"Three dollars!" shouted Brenda, "three hundred dollars, what you call twelve hundred francs."

"Oh, my!" exclaimed Marie, her eyes almost jumping out of her head, "oh, my! I never did see so much money, let me look." So they let her touch the bills, and they laughed at the comments she made, and especially when she cried, "Louis would marry me if that money was mine."

"I thought he was going to anyway," said Belle, "you have always said that you were engaged."

"Oh, yes," she replied. "Oh, yes, sometime, perhaps, but it takes much money to get married. If I have to wait too long, perhaps Louis will find another girl with more money. But no matter." And she went out of the room looking much less cheerful than before she had seen the money.

"How mercenary!" said Belle as she disappeared, for Belle always had a word large enough to fit every happening.

"Well, it must be hard not to have any money but just what you earn every week," interposed Edith sympathetically.
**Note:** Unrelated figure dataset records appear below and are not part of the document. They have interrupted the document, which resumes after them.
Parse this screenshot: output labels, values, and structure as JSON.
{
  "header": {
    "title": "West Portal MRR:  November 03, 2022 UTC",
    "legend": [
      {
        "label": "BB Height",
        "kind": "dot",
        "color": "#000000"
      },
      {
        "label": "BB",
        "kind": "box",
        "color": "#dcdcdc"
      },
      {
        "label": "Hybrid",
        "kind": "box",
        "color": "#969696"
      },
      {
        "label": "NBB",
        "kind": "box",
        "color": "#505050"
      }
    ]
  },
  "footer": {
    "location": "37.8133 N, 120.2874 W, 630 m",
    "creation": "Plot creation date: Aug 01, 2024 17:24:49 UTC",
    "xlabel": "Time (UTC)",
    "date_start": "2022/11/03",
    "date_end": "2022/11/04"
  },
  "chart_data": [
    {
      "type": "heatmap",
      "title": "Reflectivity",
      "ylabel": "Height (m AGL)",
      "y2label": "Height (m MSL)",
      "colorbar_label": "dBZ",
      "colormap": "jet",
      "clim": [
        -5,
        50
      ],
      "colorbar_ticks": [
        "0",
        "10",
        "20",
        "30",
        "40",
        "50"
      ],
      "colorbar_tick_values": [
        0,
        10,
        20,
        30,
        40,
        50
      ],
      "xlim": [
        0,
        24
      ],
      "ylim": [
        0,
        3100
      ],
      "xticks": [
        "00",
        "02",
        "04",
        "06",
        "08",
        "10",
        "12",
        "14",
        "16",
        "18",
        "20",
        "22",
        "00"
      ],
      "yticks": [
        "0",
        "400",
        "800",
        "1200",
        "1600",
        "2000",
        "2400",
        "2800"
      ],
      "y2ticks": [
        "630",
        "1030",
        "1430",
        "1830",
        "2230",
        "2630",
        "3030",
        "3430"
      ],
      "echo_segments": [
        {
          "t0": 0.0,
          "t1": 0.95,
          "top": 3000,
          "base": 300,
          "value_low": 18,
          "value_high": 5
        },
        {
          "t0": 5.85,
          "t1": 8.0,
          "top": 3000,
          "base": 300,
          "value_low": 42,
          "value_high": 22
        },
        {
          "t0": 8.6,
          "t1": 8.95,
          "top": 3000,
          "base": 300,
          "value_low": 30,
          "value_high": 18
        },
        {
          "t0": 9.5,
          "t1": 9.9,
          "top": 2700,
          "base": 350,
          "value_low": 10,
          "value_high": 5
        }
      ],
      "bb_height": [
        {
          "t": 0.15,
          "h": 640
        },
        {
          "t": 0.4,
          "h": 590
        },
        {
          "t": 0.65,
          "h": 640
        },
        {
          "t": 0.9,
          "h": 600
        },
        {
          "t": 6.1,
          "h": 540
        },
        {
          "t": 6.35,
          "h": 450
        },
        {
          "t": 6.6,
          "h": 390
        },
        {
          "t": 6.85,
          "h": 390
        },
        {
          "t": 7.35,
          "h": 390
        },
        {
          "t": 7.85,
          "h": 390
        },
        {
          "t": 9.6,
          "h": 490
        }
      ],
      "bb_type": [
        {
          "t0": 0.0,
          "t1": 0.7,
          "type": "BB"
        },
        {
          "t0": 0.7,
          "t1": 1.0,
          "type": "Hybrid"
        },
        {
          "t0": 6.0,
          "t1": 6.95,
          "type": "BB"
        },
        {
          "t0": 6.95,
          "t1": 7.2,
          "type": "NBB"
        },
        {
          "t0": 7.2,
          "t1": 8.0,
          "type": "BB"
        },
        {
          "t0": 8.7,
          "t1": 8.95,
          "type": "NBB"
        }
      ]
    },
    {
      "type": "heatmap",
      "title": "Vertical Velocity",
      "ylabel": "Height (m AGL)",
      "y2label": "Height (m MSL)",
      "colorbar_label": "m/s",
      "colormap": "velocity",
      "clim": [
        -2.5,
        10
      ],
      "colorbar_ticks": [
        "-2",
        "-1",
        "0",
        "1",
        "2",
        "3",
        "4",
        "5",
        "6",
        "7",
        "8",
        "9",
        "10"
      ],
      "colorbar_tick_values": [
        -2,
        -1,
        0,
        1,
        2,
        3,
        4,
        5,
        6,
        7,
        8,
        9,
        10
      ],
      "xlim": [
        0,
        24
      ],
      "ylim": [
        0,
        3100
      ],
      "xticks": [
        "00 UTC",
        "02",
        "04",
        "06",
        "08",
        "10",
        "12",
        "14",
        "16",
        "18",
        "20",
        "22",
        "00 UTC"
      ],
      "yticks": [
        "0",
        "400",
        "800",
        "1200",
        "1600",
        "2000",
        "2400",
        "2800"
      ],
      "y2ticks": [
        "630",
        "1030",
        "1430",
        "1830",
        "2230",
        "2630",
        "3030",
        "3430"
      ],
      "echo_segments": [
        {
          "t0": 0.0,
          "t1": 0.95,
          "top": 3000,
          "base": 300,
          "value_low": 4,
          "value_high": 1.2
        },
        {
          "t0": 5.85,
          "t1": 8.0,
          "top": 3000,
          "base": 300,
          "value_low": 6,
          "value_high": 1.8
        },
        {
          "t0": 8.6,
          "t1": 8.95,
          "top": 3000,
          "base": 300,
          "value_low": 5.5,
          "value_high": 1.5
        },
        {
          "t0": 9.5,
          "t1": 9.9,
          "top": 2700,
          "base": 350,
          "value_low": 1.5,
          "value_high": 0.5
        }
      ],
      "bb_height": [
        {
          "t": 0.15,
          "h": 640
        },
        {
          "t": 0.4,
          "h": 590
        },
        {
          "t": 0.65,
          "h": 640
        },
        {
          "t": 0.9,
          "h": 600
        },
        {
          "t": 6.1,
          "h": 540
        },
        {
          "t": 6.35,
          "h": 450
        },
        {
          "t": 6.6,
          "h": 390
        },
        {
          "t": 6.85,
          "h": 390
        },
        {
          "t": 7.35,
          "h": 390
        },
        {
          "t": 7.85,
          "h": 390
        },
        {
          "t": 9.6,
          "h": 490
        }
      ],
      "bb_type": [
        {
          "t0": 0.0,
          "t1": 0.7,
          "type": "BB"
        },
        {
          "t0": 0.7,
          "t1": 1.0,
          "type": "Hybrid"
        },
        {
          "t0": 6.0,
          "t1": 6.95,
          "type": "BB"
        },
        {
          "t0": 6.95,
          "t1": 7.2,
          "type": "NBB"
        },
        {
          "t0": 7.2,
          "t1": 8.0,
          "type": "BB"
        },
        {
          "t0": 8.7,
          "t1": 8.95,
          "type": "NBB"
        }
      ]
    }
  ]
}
"Oh it's better not to have much money than to have a man think only of that in marrying you," responded Belle in her most worldly-wise voice.

"Come, I think that we are talking of things that we know nothing about," said Nora, "but if I were you, Brenda, I would not let every one in the house know where that money is."

"Nonsense, I always carry the key with me, and anyway it won't be here long," answered Brenda.

"No matter, if I were you I would give it to Mr. Barlow to take down town."